Что-то придумать надо, Лизутка подрастает. «Тетушка» было без угла осталась. Управляющий ее до того разорил, что пришлось дом продать. Долго мы ее к себе звали. Не соглашалась. Вообразила, что по старости своей может стать обузой. И велела Саше нанять ей комнату в хорошем приюте. Тут уж я решительно воспротивилась. В конце концов уговорили переехать. Да я Авдотье Константиновне самый верный резон представила: ей надо Сашеньку опекать. Особенно когда меня в Петербурге нет. Экономку ее к нам по хозяйству пристроили. Ну а сама пусть только за «котиком драгоценным» приглядывает. А пригляд правда нужен. Ведь он что тут без меня учудил? Собрались «все народы», сидят, целый вечер пьют чаи, разговоры разговаривают. Время позднее. Вдруг Александр встает:
— Ну, господа, пословица говорит — «порядочные люди посидят да уйдут». Пора и по домам.
Все так и онемели. А он простился, пошел в прихожую, надел пальто, калоши и ушел. Через минуту возвращается ужасно сконфуженный. Гости хохочут, он вместе с ними:
— Я вообразил, что в гостях засиделся. А попал из подъезда на набережную, так понял…
И еще пуще хохочет-заливается. Ну хорошо, все шуткой кончилось. А если неприятность случится какая-нибудь при его вечной рассеянности? Вот так-то и уговорили Авдотью Константиновну.

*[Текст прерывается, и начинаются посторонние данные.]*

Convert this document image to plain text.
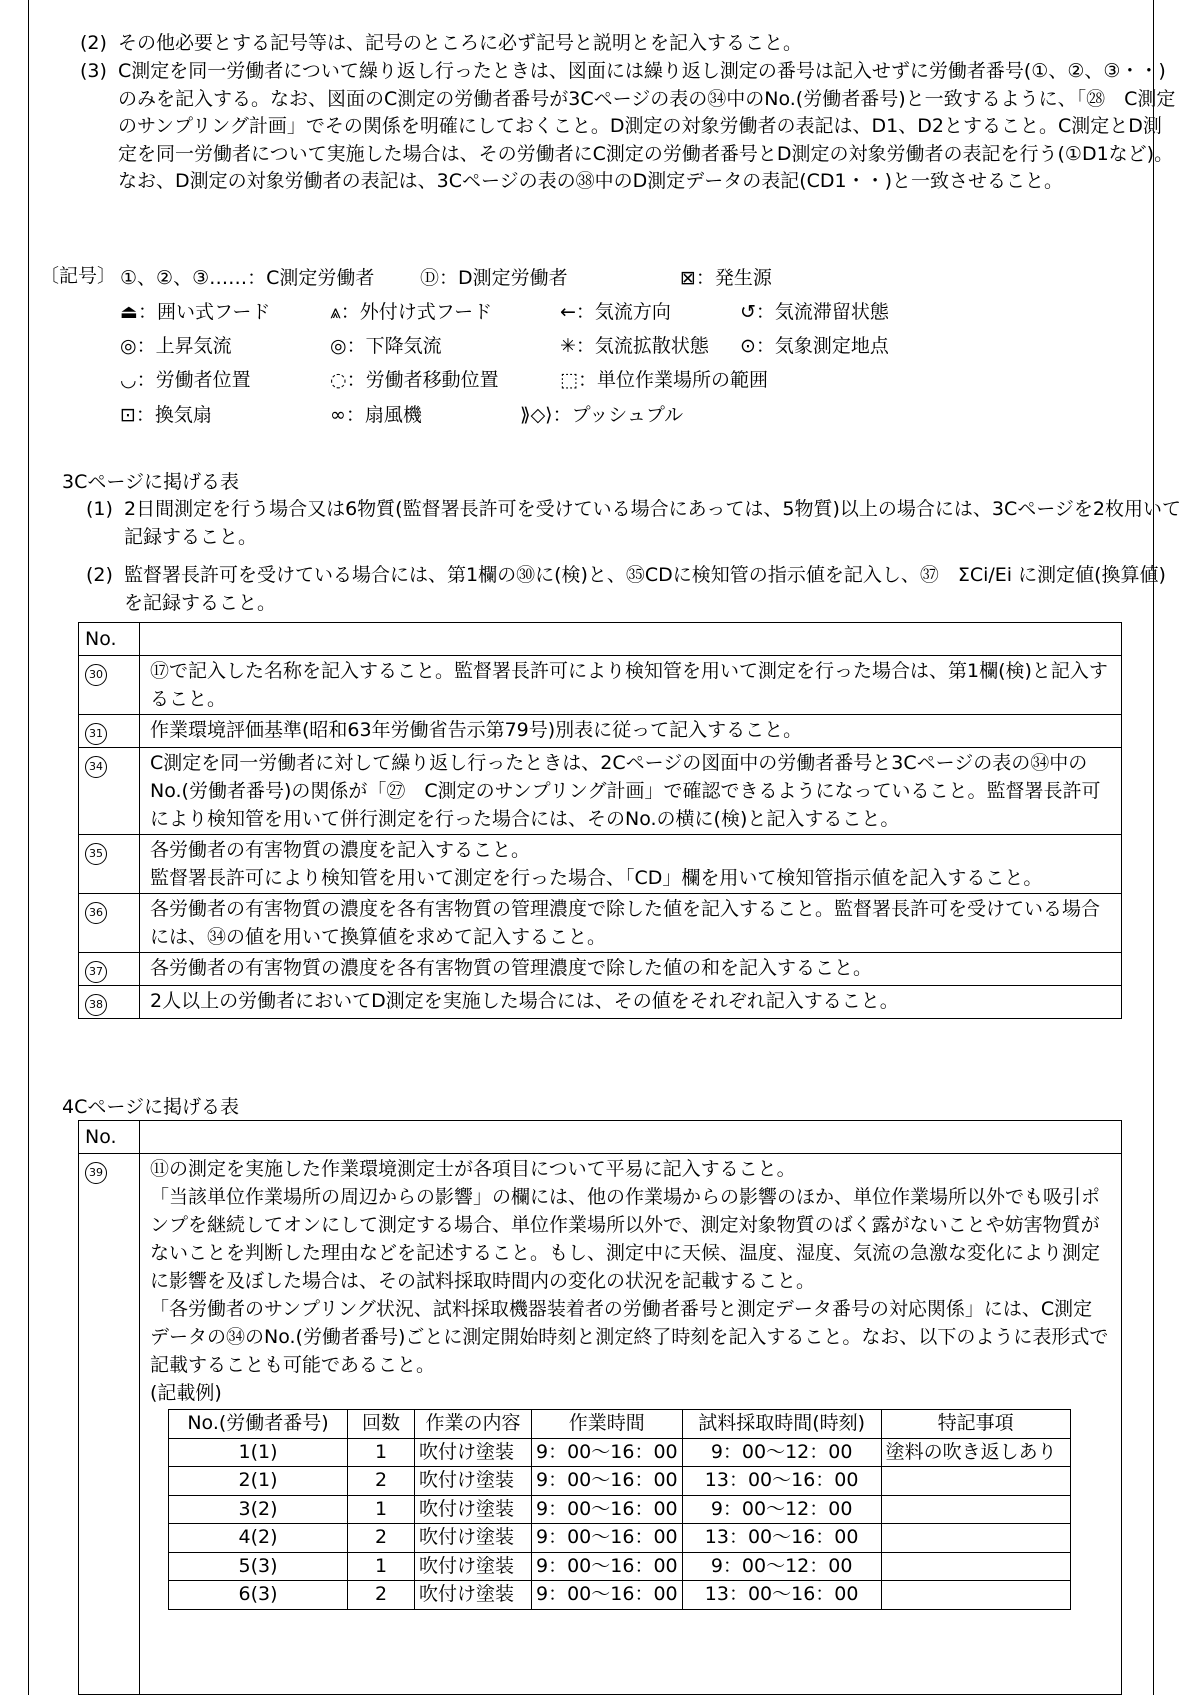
(2) その他必要とする記号等は、記号のところに必ず記号と説明とを記入すること。
(3) C測定を同一労働者について繰り返し行ったときは、図面には繰り返し測定の番号は記入せずに労働者番号(①、②、③・・)のみを記入する。なお、図面のC測定の労働者番号が3Cページの表の㉞中のNo.(労働者番号)と一致するように、「㉘　C測定のサンプリング計画」でその関係を明確にしておくこと。D測定の対象労働者の表記は、D1、D2とすること。C測定とD測定を同一労働者について実施した場合は、その労働者にC測定の労働者番号とD測定の対象労働者の表記を行う(①D1など)。なお、D測定の対象労働者の表記は、3Cページの表の㊳中のD測定データの表記(CD1・・)と一致させること。
〔記号〕 ①、②、③……：C測定労働者 Ⓓ：D測定労働者	⊠：発生源
⏏：囲い式フード	⩓：外付け式フード	←：気流方向	↺：気流滞留状態
◎：上昇気流	◎：下降気流	✳：気流拡散状態 ⊙：気象測定地点
◡：労働者位置	◌：労働者移動位置	⬚：単位作業場所の範囲
⊡：換気扇	∞：扇風機	⟫◇⟩：プッシュプル
3Cページに掲げる表
(1) 2日間測定を行う場合又は6物質(監督署長許可を受けている場合にあっては、5物質)以上の場合には、3Cページを2枚用いて記録すること。
(2) 監督署長許可を受けている場合には、第1欄の㉚に(検)と、㉟CDに検知管の指示値を記入し、㊲　ΣCi/Ei に測定値(換算値)を記録すること。
No.	
30	⑰で記入した名称を記入すること。監督署長許可により検知管を用いて測定を行った場合は、第1欄(検)と記入すること。
31	作業環境評価基準(昭和63年労働省告示第79号)別表に従って記入すること。
34	C測定を同一労働者に対して繰り返し行ったときは、2Cページの図面中の労働者番号と3Cページの表の㉞中のNo.(労働者番号)の関係が「㉗　C測定のサンプリング計画」で確認できるようになっていること。監督署長許可により検知管を用いて併行測定を行った場合には、そのNo.の横に(検)と記入すること。
35	各労働者の有害物質の濃度を記入すること。
監督署長許可により検知管を用いて測定を行った場合、「CD」欄を用いて検知管指示値を記入すること。
36	各労働者の有害物質の濃度を各有害物質の管理濃度で除した値を記入すること。監督署長許可を受けている場合には、㉞の値を用いて換算値を求めて記入すること。
37	各労働者の有害物質の濃度を各有害物質の管理濃度で除した値の和を記入すること。
38	2人以上の労働者においてD測定を実施した場合には、その値をそれぞれ記入すること。
4Cページに掲げる表
No.	
39	⑪の測定を実施した作業環境測定士が各項目について平易に記入すること。
「当該単位作業場所の周辺からの影響」の欄には、他の作業場からの影響のほか、単位作業場所以外でも吸引ポンプを継続してオンにして測定する場合、単位作業場所以外で、測定対象物質のばく露がないことや妨害物質がないことを判断した理由などを記述すること。もし、測定中に天候、温度、湿度、気流の急激な変化により測定に影響を及ぼした場合は、その試料採取時間内の変化の状況を記載すること。
「各労働者のサンプリング状況、試料採取機器装着者の労働者番号と測定データ番号の対応関係」には、C測定データの㉞のNo.(労働者番号)ごとに測定開始時刻と測定終了時刻を記入すること。なお、以下のように表形式で記載することも可能であること。
(記載例)
No.(労働者番号)	回数	作業の内容	作業時間	試料採取時間(時刻)	特記事項
1(1)	1	吹付け塗装	9：00～16：00	9：00～12：00	塗料の吹き返しあり
2(1)	2	吹付け塗装	9：00～16：00	13：00～16：00	
3(2)	1	吹付け塗装	9：00～16：00	9：00～12：00	
4(2)	2	吹付け塗装	9：00～16：00	13：00～16：00	
5(3)	1	吹付け塗装	9：00～16：00	9：00～12：00	
6(3)	2	吹付け塗装	9：00～16：00	13：00～16：00	
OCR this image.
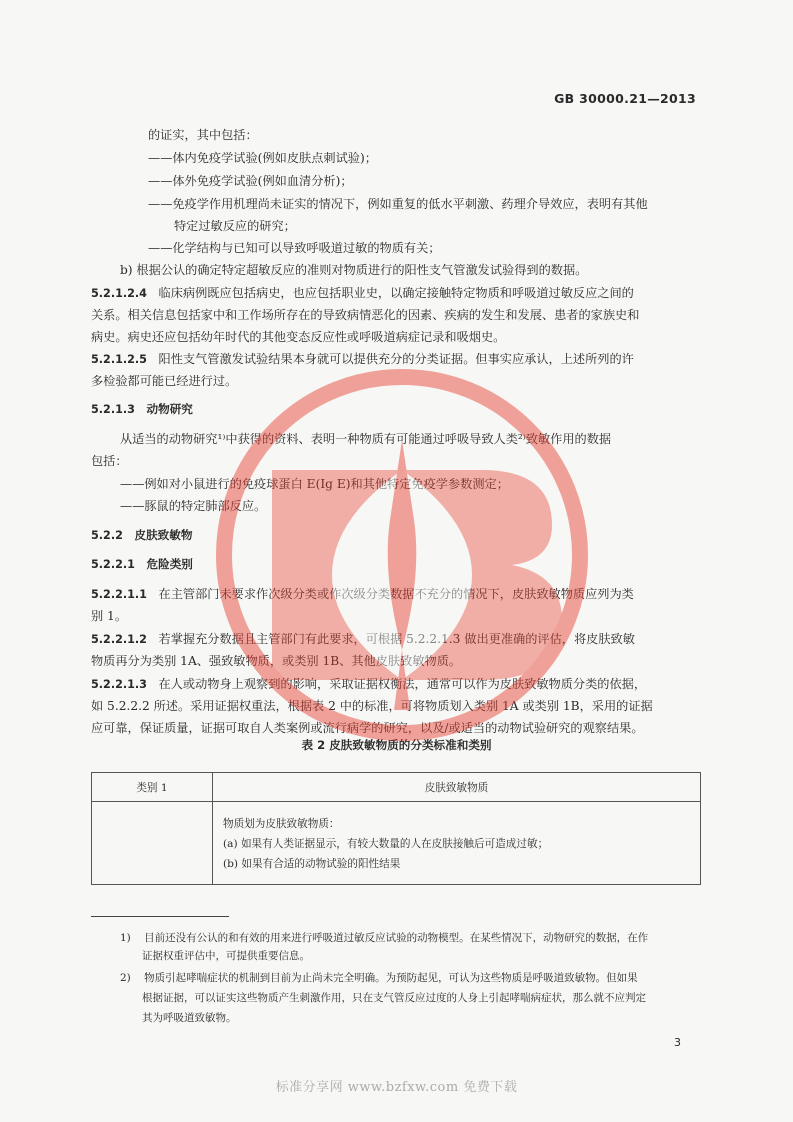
GB 30000.21—2013
的证实，其中包括：
——体内免疫学试验(例如皮肤点刺试验)；
——体外免疫学试验(例如血清分析)；
——免疫学作用机理尚未证实的情况下，例如重复的低水平刺激、药理介导效应，表明有其他
特定过敏反应的研究；
——化学结构与已知可以导致呼吸道过敏的物质有关；
b) 根据公认的确定特定超敏反应的准则对物质进行的阳性支气管激发试验得到的数据。
5.2.1.2.4 临床病例既应包括病史，也应包括职业史，以确定接触特定物质和呼吸道过敏反应之间的
关系。相关信息包括家中和工作场所存在的导致病情恶化的因素、疾病的发生和发展、患者的家族史和
病史。病史还应包括幼年时代的其他变态反应性或呼吸道病症记录和吸烟史。
5.2.1.2.5 阳性支气管激发试验结果本身就可以提供充分的分类证据。但事实应承认，上述所列的许
多检验都可能已经进行过。
5.2.1.3 动物研究
从适当的动物研究¹⁾中获得的资料、表明一种物质有可能通过呼吸导致人类²⁾致敏作用的数据
包括：
——例如对小鼠进行的免疫球蛋白 E(Ig E)和其他特定免疫学参数测定；
——豚鼠的特定肺部反应。
5.2.2 皮肤致敏物
5.2.2.1 危险类别
5.2.2.1.1 在主管部门未要求作次级分类或作次级分类数据不充分的情况下，皮肤致敏物质应列为类
别 1。
5.2.2.1.2 若掌握充分数据且主管部门有此要求，可根据 5.2.2.1.3 做出更准确的评估，将皮肤致敏
物质再分为类别 1A、强致敏物质，或类别 1B、其他皮肤致敏物质。
5.2.2.1.3 在人或动物身上观察到的影响，采取证据权衡法，通常可以作为皮肤致敏物质分类的依据，
如 5.2.2.2 所述。采用证据权重法，根据表 2 中的标准，可将物质划入类别 1A 或类别 1B，采用的证据
应可靠，保证质量，证据可取自人类案例或流行病学的研究，以及/或适当的动物试验研究的观察结果。
表 2 皮肤致敏物质的分类标准和类别
类别 1	皮肤致敏物质

	物质划为皮肤致敏物质：
(a) 如果有人类证据显示，有较大数量的人在皮肤接触后可造成过敏；
(b) 如果有合适的动物试验的阳性结果
1) 目前还没有公认的和有效的用来进行呼吸道过敏反应试验的动物模型。在某些情况下，动物研究的数据，在作
证据权重评估中，可提供重要信息。
2) 物质引起哮喘症状的机制到目前为止尚未完全明确。为预防起见，可认为这些物质是呼吸道致敏物。但如果
根据证据，可以证实这些物质产生刺激作用，只在支气管反应过度的人身上引起哮喘病症状，那么就不应判定
其为呼吸道致敏物。
3
标准分享网 www.bzfxw.com 免费下载
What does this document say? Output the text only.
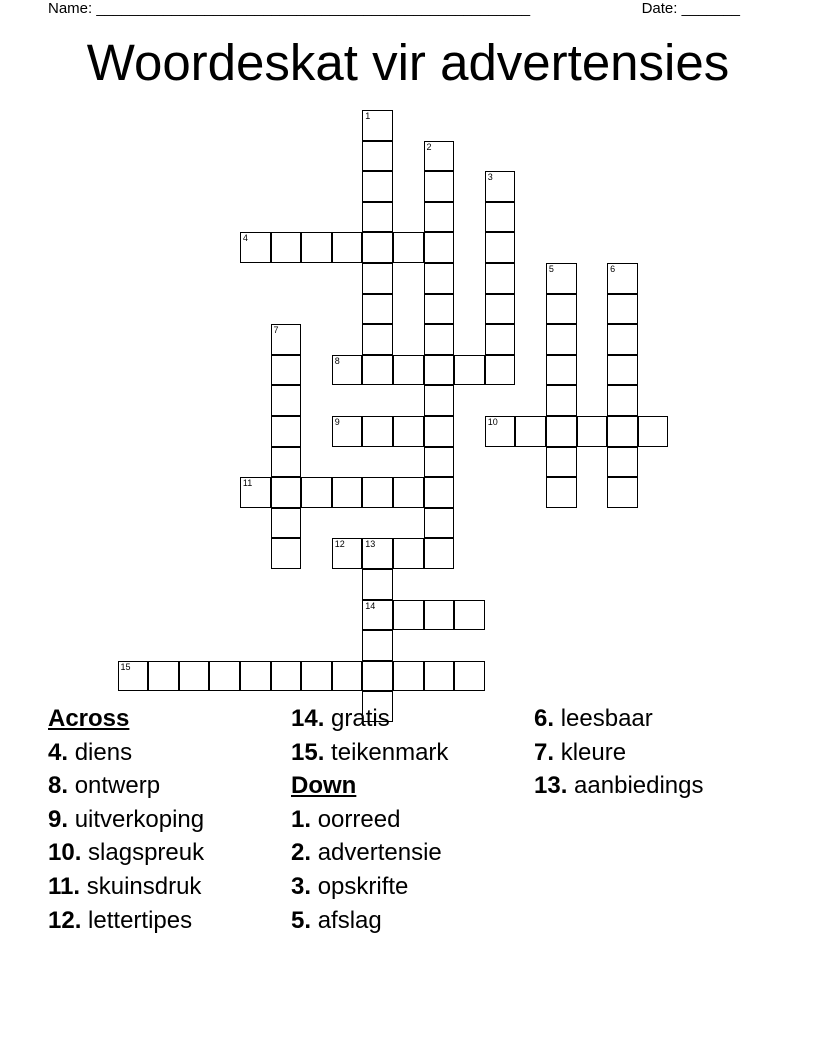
Name: ____________________________________________________	Date: _______
Woordeskat vir advertensies
4
8
9	10
11
12 13
14
15
1
2
3
5	6
7
Across
4. diens
8. ontwerp
9. uitverkoping
10. slagspreuk
11. skuinsdruk
12. lettertipes
14. gratis
15. teikenmark
Down
1. oorreed
2. advertensie
3. opskrifte
5. afslag
6. leesbaar
7. kleure
13. aanbiedings
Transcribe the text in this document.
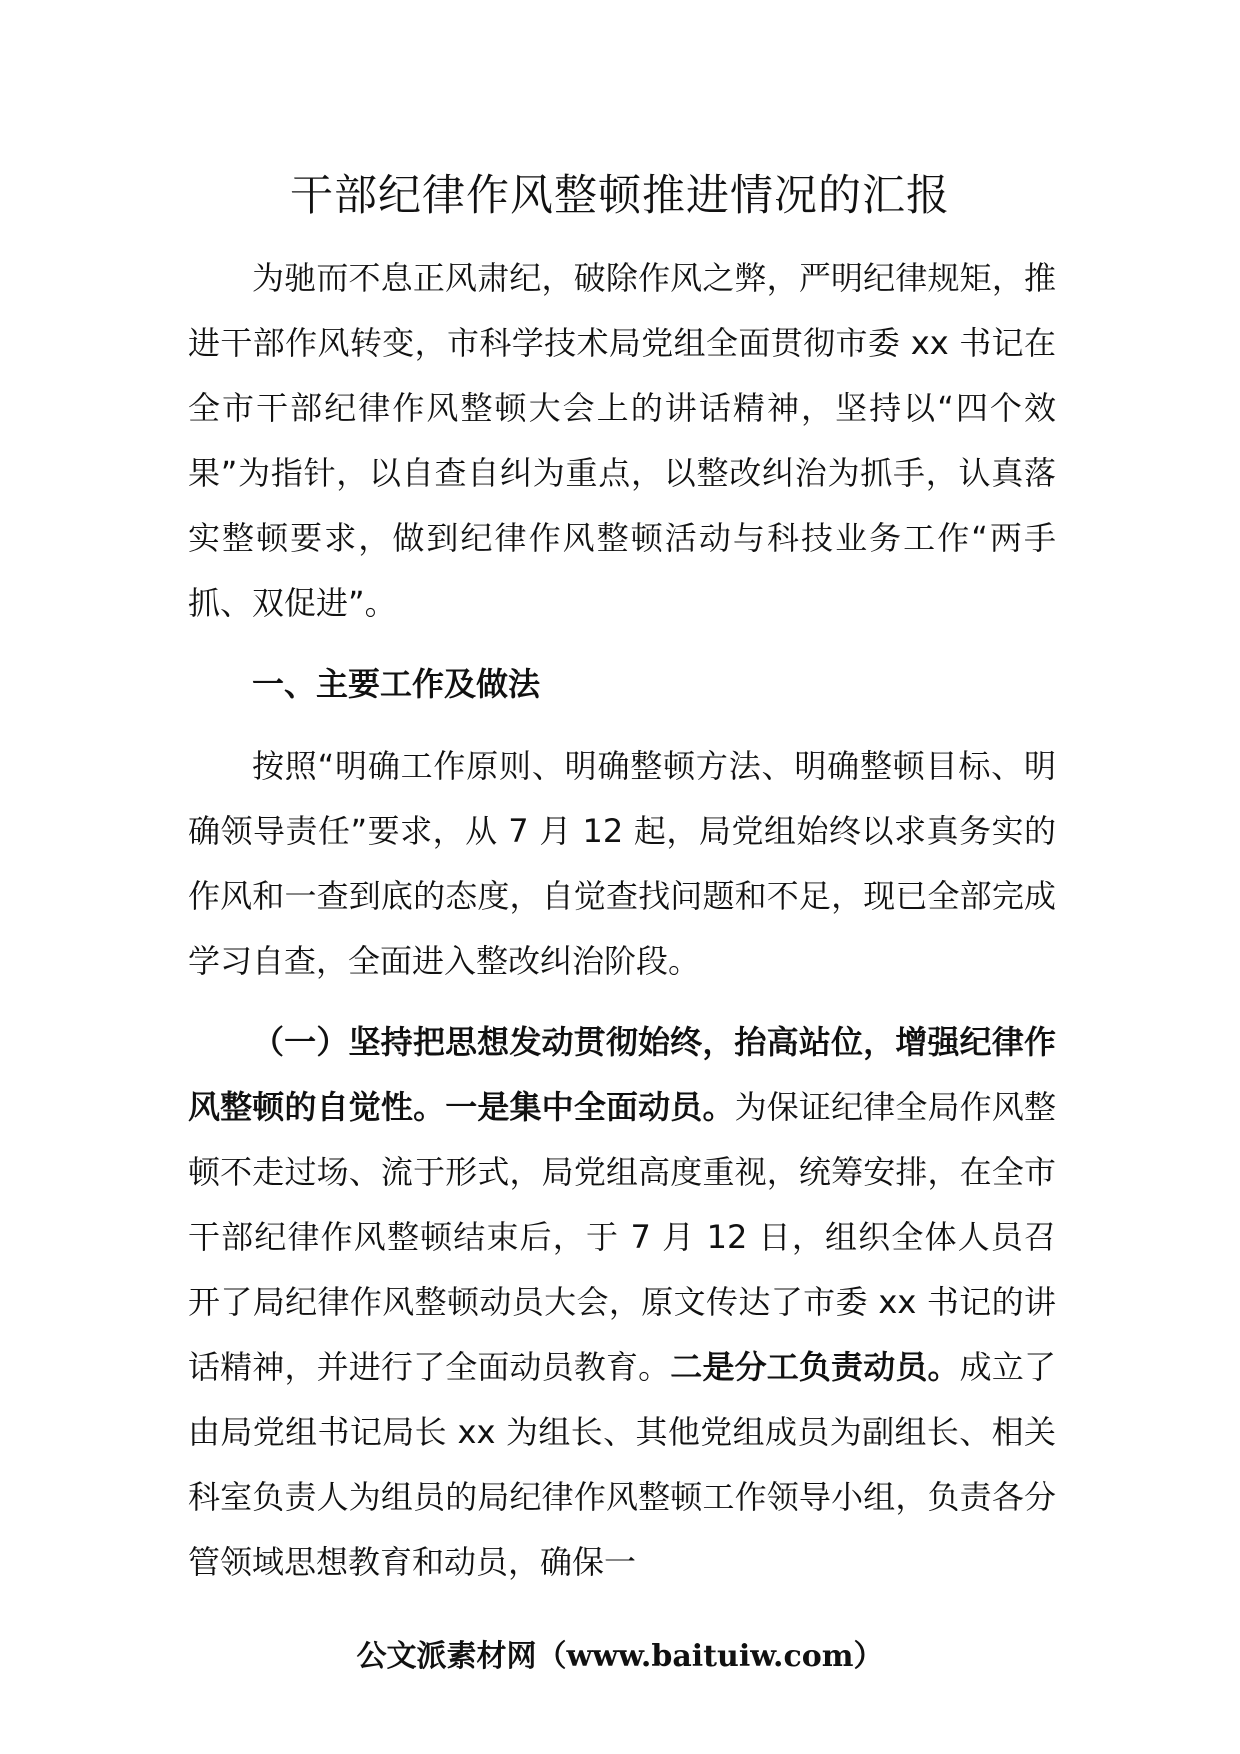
干部纪律作风整顿推进情况的汇报

为驰而不息正风肃纪，破除作风之弊，严明纪律规矩，推进干部作风转变，市科学技术局党组全面贯彻市委 xx 书记在全市干部纪律作风整顿大会上的讲话精神，坚持以“四个效果”为指针，以自查自纠为重点，以整改纠治为抓手，认真落实整顿要求，做到纪律作风整顿活动与科技业务工作“两手抓、双促进”。

一、主要工作及做法

按照“明确工作原则、明确整顿方法、明确整顿目标、明确领导责任”要求，从 7 月 12 起，局党组始终以求真务实的作风和一查到底的态度，自觉查找问题和不足，现已全部完成学习自查，全面进入整改纠治阶段。

（一）坚持把思想发动贯彻始终，抬高站位，增强纪律作风整顿的自觉性。一是集中全面动员。为保证纪律全局作风整顿不走过场、流于形式，局党组高度重视，统筹安排，在全市干部纪律作风整顿结束后，于 7 月 12 日，组织全体人员召开了局纪律作风整顿动员大会，原文传达了市委 xx 书记的讲话精神，并进行了全面动员教育。二是分工负责动员。成立了由局党组书记局长 xx 为组长、其他党组成员为副组长、相关科室负责人为组员的局纪律作风整顿工作领导小组，负责各分管领域思想教育和动员，确保一

公文派素材网（www.baituiw.com）
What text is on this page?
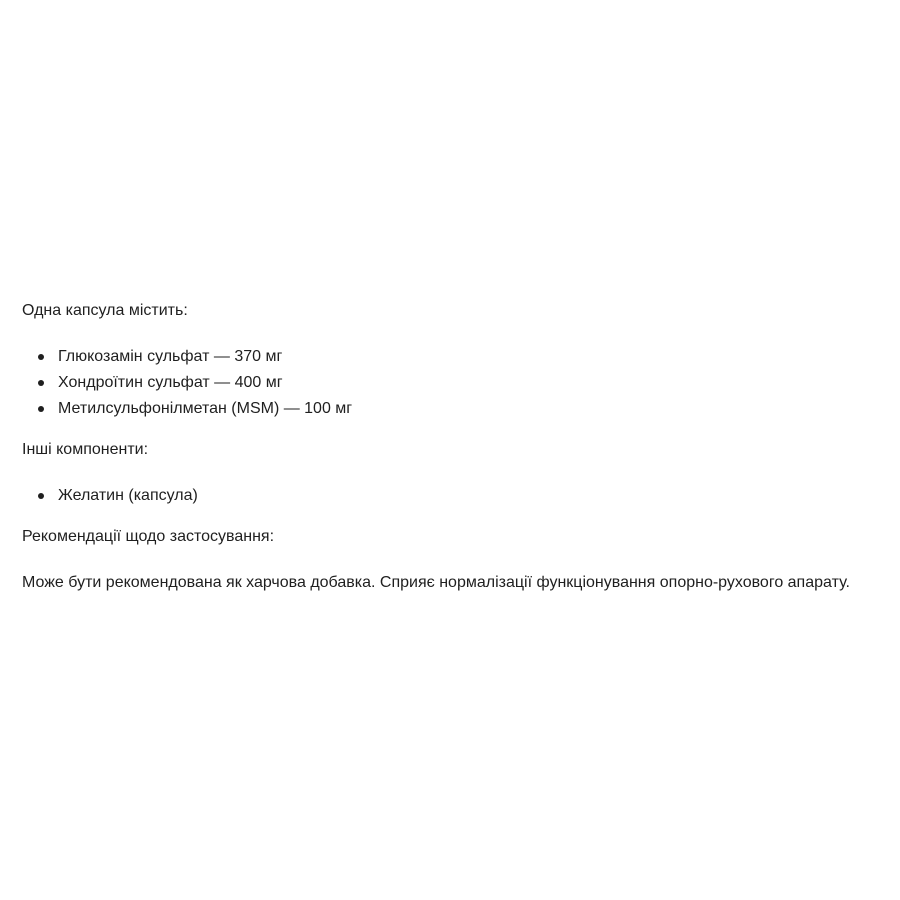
Одна капсула містить:

Глюкозамін сульфат — 370 мг
Хондроїтин сульфат — 400 мг
Метилсульфонілметан (MSM) — 100 мг

Інші компоненти:

Желатин (капсула)

Рекомендації щодо застосування:

Може бути рекомендована як харчова добавка. Сприяє нормалізації функціонування опорно-рухового апарату.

Сначала — небольшая хронологическая справка. 5 сентября 1872 года профессор А. П. Бородин утвержден преподавателем химии на Женских курсах ученых акушерок при Медико-хирургической академии. Документом от 11 октября 1872 года установлено ему вознаграждение семьсот рублей в год. Но никаким документом не установлено, сколько новых забот и хлопот, сколько беспокойства за судьбы молодых слушательниц принял он на себя совершенно добровольно, просто потому, что такова уж его натура.
1 ноября 1872 года открыт «Женский курс при Императорской Медико-хирургической академии для образования ученых акушерок». Лекции намечены по полной программе медицинского образования. Среди профессоров выдающиеся ученые — Бекетов, Бранд, Овсянников, Сеченов, Бутлеров, Менделеев, Бородин.
Много толков вызвало это небывалое в России явление — девушки-курсистки. Много злобы и пошлости готовится в их адрес. Но есть и защитники, их тоже немало. Художник Ярошенко напишет прелестный безымянный портрет, создаст «общий образ» курсистки. Писатель Глеб Успенский тут же отзовется:
«…И вот художник, выхватывая из всей этой толпы «бегущих с книжками» одну самую ординарную (за исключением типичности лица), обставленную самыми ординарными аксессуарами простого платья, пледа, мужской шапочки, подстриженных волос и т. д., тонко и деликатно передает нам самое главное, самое важное во всем этом, что мы, «публика», изжевали своими разглагольствованиями; это главное — чисто женские, девичьи черты лица, проникнутые на картине, если так можно выразиться, присутствием юношеской светлой мысли… Вот это изящнейшее, невыдуманное и притом реальнейшее слитие девичьих и юношеских черт в одном лице, в одной фигуре, осененной не женской, не мужской, а «человеческой» мыслью, сразу освещало, осмысливало и шапочку, и плед, и книжку и превращало в новый, народившийся, небывалый и светлый тип».
Нынче летом, 30 июня, была моя свадьба. Прямо после свадебного обеда мы с Надюшей отправились в заграничное путешествие. Шафером моим был Мусоря-нин. С печалью на сердце я оставил Модеста на одинокое холостое житье-бытье. Тревожит усердное поклонение Бахусу и чрезмерные возлияния. Слишком это пагубно сказывается на его нервной натуре. Есть и другая печаль у нашей музыкальной братии. Война Балакирева с Музыкальным обществом проиграна. Бесплатная школа осталась уже совершенно без средств. Все наши попытки завлечь Милия в кружок, как-то развеять его мрачные мысли терпят неудачу. К такой громадной личности судьба так несправедлива!